Avrupa Türk Konfederasyonu Başkanı Cemal Çetin, MHP adayı. Avrupa Milli Görüş (IGMG) eski başkanı Ali Yüksel, Yeniden Refah Partisi'nden aday.
Ak Parti’nin adayları ise Zafer Sırakaya, Oğuz Üçüncü, Meryem Göka gibi ikinci kuşağa mensup Almanya doğumlu isimler. Sırakaya, Ruhr Vadisinin madenci şehirlerinde hemen herkesin hayatına temas etmiş, çok sevilen bir iş insanı. Üçüncü, IGMG yöneticisi, gurbetçilerin sorunlarını iyi bilen biri. Göka ise Ak Partinin en üst yönetim organlarına yükselmiş bir kadın siyasetçi.
GURBETÇİYİ KİM ANLIYOR?
Avrupalı Türklerin oy tercihleri bugüne dek hep tartışma konusu yapıldı. Sayısı 3 milyonu bulan gurbetçi seçmenin Türkiye ile ilişkisinin, Türkiye’ye bakışının son yirmi yılda nasıl değiştiği göz ardı edildi. Kırk yıl boyunca Avrupalıların aşağılayıcı tutumuna maruz kalan bu insanlar arkalarında anavatanın gücünü hissedememişlerdi. Erdoğan yönetimi ile beraber deyim yerinde ise “yabanın içinde başı dik” dolaşmaya başladılar. Özellikle üçüncü kuşağın anavatanla bağı güçlendi, gurbetçiler arasında Türkiye’ye yatırım yapanların, anavatanda gelecek planı kuranların oranı hızla arttı.
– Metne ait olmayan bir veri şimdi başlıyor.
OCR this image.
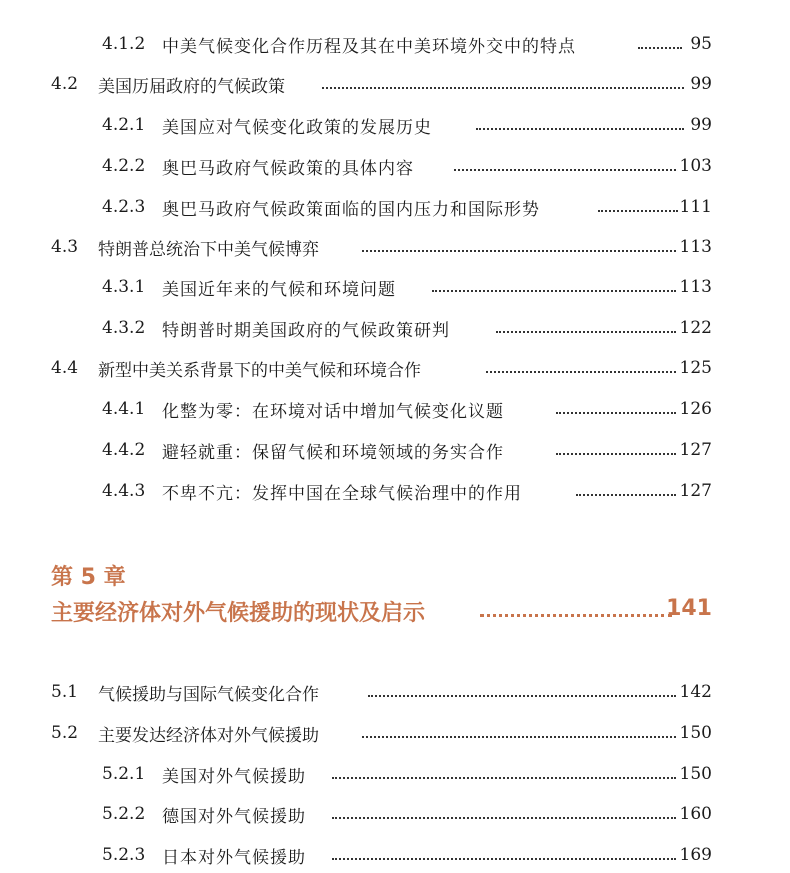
4.1.2 中美气候变化合作历程及其在中美环境外交中的特点	95
4.2 美国历届政府的气候政策	99
4.2.1 美国应对气候变化政策的发展历史	99
4.2.2 奥巴马政府气候政策的具体内容	103
4.2.3 奥巴马政府气候政策面临的国内压力和国际形势	111
4.3 特朗普总统治下中美气候博弈	113
4.3.1 美国近年来的气候和环境问题	113
4.3.2 特朗普时期美国政府的气候政策研判	122
4.4 新型中美关系背景下的中美气候和环境合作	125
4.4.1 化整为零：在环境对话中增加气候变化议题	126
4.4.2 避轻就重：保留气候和环境领域的务实合作	127
4.4.3 不卑不亢：发挥中国在全球气候治理中的作用	127
第 5 章
主要经济体对外气候援助的现状及启示	141
5.1 气候援助与国际气候变化合作	142
5.2 主要发达经济体对外气候援助	150
5.2.1 美国对外气候援助	150
5.2.2 德国对外气候援助	160
5.2.3 日本对外气候援助	169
Gurbetçilerin Türkiye siyaseti ile daha yakından ilgilenmeleri, bu gelişmelerin doğal bir sonucu. Avrupalı Türklerin demokratik katılımının yükselmesi, Türk siyaseti için çok kıymetli. Çünkü önemli bir bölümü çifte vatandaş olan bu insanların Türkiye’yle bağlarının güçlenmesi Türkiye’nin Avrupa’daki gücünün artması anlamına geliyor.
Avrupalı Türkleri küçümseyenlerin, onları ülkemiz için bir avantaj olarak görmeyenlerin, dönüp onların oy tercihlerinden şikayet etme hakkı var mı acaba?